Reputation: 841
My csv file (accessible through link and viewable through screenshot) has 8 observations. Obs #5 has a non-standard character in the "author" column. I've shaded this yellow.
https://docs.google.com/spreadsheets/d/1-douIz03OQqahG6WCWY-irOE52oXtDDc4fJ6myMwJDk/edit?usp=sharing
When I run the following:
data1<-read.csv("Book1.csv",colClasses=c("end_date_n"="character","start_date_n"="character"),stringsAsFactors=FALSE)
I get this warning message and only the first 4 rows and a partial 5th row are imported. The import stops at the point where the non-standard character appears in col 5.
In scan(file = file, what = what, sep = sep, quote = quote, dec = dec, : EOF within quoted string
When I delete the "author" column from my csv source file, the import works fine.
How can I import the full file without having to delete the problem column?
Upvotes: 0
Views: 287
Reputation: 841
A colleague came up with this solution:
"The original character is ^z, which for decades was used by DOS/Windows as an end of file marker. Because UNIX systems never used ^z, the read-in problem is Windows-specific. Windows systems often direct users to enter non-ASCII characters (like é) using “ALT” codes. This may be where the ^z originates."

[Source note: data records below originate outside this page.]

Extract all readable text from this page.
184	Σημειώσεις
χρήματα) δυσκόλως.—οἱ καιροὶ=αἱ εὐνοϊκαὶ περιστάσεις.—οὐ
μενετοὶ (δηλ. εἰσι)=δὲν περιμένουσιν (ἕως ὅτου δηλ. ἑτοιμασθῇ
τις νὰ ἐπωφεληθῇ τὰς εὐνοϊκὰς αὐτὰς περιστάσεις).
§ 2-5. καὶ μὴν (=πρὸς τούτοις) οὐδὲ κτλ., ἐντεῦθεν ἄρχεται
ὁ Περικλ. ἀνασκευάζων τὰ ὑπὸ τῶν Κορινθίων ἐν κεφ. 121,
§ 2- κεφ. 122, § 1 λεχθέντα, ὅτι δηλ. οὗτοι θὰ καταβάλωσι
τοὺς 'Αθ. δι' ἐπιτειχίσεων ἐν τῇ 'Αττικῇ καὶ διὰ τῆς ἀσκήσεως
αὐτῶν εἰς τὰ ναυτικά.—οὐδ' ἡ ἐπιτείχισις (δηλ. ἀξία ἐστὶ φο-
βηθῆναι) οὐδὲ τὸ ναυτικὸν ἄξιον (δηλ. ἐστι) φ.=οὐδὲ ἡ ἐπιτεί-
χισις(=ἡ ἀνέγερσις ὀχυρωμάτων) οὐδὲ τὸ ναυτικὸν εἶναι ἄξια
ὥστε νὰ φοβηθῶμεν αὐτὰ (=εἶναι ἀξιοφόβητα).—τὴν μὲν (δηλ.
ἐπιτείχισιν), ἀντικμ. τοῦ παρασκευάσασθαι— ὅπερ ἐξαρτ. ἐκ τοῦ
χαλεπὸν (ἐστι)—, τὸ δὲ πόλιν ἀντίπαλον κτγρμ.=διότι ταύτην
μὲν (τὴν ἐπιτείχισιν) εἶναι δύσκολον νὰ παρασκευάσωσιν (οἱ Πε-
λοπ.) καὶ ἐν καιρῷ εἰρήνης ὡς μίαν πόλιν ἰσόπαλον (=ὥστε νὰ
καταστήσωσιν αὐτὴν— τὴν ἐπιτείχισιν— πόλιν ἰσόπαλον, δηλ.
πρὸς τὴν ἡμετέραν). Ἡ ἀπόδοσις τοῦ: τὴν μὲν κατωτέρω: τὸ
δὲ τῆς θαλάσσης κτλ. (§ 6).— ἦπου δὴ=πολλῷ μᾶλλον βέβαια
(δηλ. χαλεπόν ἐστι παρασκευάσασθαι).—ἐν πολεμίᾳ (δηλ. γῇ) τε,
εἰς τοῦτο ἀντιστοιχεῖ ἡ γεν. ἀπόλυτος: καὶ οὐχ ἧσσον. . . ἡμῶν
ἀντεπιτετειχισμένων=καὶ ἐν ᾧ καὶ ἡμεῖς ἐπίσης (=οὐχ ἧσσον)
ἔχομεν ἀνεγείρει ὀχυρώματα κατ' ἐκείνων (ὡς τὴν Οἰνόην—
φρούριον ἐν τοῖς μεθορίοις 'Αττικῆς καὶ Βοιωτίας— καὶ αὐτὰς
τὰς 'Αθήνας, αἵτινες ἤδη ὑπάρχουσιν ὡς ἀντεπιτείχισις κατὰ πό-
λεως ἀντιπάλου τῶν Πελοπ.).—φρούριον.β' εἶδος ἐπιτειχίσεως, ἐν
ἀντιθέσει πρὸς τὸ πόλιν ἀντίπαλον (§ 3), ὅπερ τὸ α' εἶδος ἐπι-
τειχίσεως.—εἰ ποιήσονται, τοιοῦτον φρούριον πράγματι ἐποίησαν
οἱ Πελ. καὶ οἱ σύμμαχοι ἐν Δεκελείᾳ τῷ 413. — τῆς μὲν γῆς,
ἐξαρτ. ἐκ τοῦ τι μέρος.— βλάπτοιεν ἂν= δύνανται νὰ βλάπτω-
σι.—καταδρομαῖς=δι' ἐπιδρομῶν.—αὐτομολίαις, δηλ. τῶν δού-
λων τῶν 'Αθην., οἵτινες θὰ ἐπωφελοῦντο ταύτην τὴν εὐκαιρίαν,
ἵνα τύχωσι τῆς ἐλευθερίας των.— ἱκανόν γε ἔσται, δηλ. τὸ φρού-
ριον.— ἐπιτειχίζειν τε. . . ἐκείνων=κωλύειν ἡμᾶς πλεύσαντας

"Use a utility to translate ^z to something innocuous. The killZ function below takes the name of a file, translates ^z to *, then write the results in the same directory as the original file but with a -noz inserted just before the .txt or .csv (or whatever) filetype. You can then read the -noz file in the same way you have been reading the original .txt or .csv file."
killZ <- function(fname) {
# open in binary mode
f <- file(fname, "rb")
res <- readLines(f)
# translate the ^Z to *
res <- gsub("\032", "*", res, fixed = TRUE)
# Create the new file name
ftype <- stringr::str_extract(fname, "\\..{1,3}$")
new_name <- paste0(gsub(ftype, "", fname), "-noz", ftype)
writeLines(res, con = new_name)
close(f)
return(new_name)
}
Upvotes: 0